Multiple stage peracid oxidation of alkenes (DE 19849527)
They state that the total reaction time is considerably shortened from overnight stirring to a few hours. The yield of epoxide is also increased, as the two-phase reaction and shorter reaction time reduces the incidence of acid-catalyzed ring-opening and other side reactions. The discarded aqueous phases still contain excess HCOOH/H2O2, and this should be recycled. By choosing toluene as the non-polar reaction solvent, the water and formic acid forms azeotropes with the solvent, and are thus removed first by simple distillation, leaving only an anhydrous toluene solution of the epoxide, which can be further purified by vacuum distillation. The same is also true using xylene or dichloromethane. The concentration of the hydrogen peroxide is not so critical, but use no less than 25% peroxide, calculated from the total water content of the acid and the peroxide solution.

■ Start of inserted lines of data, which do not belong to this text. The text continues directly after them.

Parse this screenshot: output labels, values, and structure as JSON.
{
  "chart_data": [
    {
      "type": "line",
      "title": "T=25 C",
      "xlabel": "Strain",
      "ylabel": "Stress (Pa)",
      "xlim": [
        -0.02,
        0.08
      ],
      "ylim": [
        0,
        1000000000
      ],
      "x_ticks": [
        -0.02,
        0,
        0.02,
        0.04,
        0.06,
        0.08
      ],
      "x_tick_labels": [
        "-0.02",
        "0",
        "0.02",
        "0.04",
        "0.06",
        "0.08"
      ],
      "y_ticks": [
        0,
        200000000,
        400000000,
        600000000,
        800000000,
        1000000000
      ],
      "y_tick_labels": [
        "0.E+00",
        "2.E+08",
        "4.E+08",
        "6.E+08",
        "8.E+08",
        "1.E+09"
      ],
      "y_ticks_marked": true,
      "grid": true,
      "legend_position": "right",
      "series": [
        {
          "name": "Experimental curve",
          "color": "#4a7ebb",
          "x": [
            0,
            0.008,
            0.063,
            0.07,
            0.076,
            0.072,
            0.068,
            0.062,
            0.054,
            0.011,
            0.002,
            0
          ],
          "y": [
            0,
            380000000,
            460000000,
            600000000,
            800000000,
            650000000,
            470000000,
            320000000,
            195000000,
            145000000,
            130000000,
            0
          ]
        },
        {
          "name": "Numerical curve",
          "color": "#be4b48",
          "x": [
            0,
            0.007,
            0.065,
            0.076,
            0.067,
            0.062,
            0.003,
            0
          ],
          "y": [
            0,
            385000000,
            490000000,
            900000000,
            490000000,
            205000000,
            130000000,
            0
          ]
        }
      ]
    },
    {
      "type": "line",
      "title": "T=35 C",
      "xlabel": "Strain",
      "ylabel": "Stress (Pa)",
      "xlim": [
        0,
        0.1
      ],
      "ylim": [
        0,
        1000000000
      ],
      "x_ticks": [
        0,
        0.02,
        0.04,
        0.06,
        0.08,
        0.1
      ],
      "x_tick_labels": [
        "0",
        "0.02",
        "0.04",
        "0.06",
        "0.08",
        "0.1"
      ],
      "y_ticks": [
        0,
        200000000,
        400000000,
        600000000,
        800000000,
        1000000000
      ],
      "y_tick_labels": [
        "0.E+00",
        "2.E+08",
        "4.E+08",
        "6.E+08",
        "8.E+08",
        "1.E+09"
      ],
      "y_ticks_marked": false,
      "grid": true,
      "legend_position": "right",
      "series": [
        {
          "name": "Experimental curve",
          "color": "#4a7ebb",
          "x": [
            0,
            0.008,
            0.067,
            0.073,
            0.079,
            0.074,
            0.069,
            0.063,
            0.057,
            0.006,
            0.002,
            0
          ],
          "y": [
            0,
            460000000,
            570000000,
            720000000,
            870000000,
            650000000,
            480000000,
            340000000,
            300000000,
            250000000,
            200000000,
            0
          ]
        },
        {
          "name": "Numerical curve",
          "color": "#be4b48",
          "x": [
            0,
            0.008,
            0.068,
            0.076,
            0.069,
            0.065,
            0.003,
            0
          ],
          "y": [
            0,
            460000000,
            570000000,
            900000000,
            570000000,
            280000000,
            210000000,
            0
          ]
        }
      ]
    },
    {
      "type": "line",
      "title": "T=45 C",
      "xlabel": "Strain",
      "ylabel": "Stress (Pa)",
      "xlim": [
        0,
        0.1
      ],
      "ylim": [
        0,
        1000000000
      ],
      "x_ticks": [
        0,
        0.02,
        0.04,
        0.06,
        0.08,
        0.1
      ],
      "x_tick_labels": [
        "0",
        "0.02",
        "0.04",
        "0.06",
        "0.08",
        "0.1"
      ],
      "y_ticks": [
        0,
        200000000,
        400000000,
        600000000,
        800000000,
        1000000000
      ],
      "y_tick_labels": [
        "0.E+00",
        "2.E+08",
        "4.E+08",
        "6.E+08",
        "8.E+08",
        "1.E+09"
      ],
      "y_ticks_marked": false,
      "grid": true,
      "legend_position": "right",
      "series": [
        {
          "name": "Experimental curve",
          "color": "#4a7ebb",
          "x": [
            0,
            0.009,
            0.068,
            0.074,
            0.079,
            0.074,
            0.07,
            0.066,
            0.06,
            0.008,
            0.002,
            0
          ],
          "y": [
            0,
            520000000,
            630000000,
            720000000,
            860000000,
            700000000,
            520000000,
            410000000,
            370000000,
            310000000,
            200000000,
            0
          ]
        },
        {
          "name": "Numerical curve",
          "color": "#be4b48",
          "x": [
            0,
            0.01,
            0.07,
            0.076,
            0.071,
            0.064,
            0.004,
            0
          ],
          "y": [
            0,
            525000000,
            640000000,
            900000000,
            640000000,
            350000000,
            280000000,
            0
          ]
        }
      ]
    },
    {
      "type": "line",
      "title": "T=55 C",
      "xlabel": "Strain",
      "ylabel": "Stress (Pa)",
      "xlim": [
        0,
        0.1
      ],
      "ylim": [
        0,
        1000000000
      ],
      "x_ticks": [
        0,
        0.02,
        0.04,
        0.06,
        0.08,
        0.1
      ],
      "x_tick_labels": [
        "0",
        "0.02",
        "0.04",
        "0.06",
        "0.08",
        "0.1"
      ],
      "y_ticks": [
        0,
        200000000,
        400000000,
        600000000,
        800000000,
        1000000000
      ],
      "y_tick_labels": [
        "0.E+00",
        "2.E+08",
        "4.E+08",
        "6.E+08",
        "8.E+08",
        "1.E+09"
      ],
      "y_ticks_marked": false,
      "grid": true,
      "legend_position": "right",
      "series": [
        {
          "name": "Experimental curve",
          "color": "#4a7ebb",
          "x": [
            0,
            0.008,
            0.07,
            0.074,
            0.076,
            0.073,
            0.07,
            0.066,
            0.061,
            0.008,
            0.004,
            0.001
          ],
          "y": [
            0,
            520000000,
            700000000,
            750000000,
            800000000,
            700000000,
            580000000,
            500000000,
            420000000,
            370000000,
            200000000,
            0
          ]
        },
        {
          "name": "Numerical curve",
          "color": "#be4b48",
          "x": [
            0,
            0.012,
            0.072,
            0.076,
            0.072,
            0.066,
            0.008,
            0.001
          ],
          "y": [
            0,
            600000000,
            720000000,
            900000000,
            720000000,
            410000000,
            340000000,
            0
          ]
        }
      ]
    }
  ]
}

Example 1In a 2000ml RBF, 336g 1-dodecene (2 mol) and 46g 99% formic acid (1 mol) was dissolved in 800g toluene and heated to 90°C. To the vigorously stirred mixture was added 136g 50% hydrogen peroxide (2 mol) during 20 minutes, and after that the mixture was stirred for a further 20 minutes, and the aqueous phase was then discarded.
For step 2-4, the designated amount of formic acid is added in one portion, and the designated amount of hydrogen peroxide (same concentrations and temperatures as above) is added during five minutes, followed by 20 minutes of stirring and dicarding of the lower aqueous layer. In step 2, use 0.5 mole formic acid and 0.5 mole 50% H2O2, and for step 3-4, use 0.3 moles of each.
The crude product was analyzed with GC to reveal the following composition:
93.2% 1,2-Epoxydodecane
1.1% 1-dodecene
2.1% 1,2-dodecanediol
1.6% 1,2-dodecanediol monoformate
1.6% 1,2-dodecanediol diformate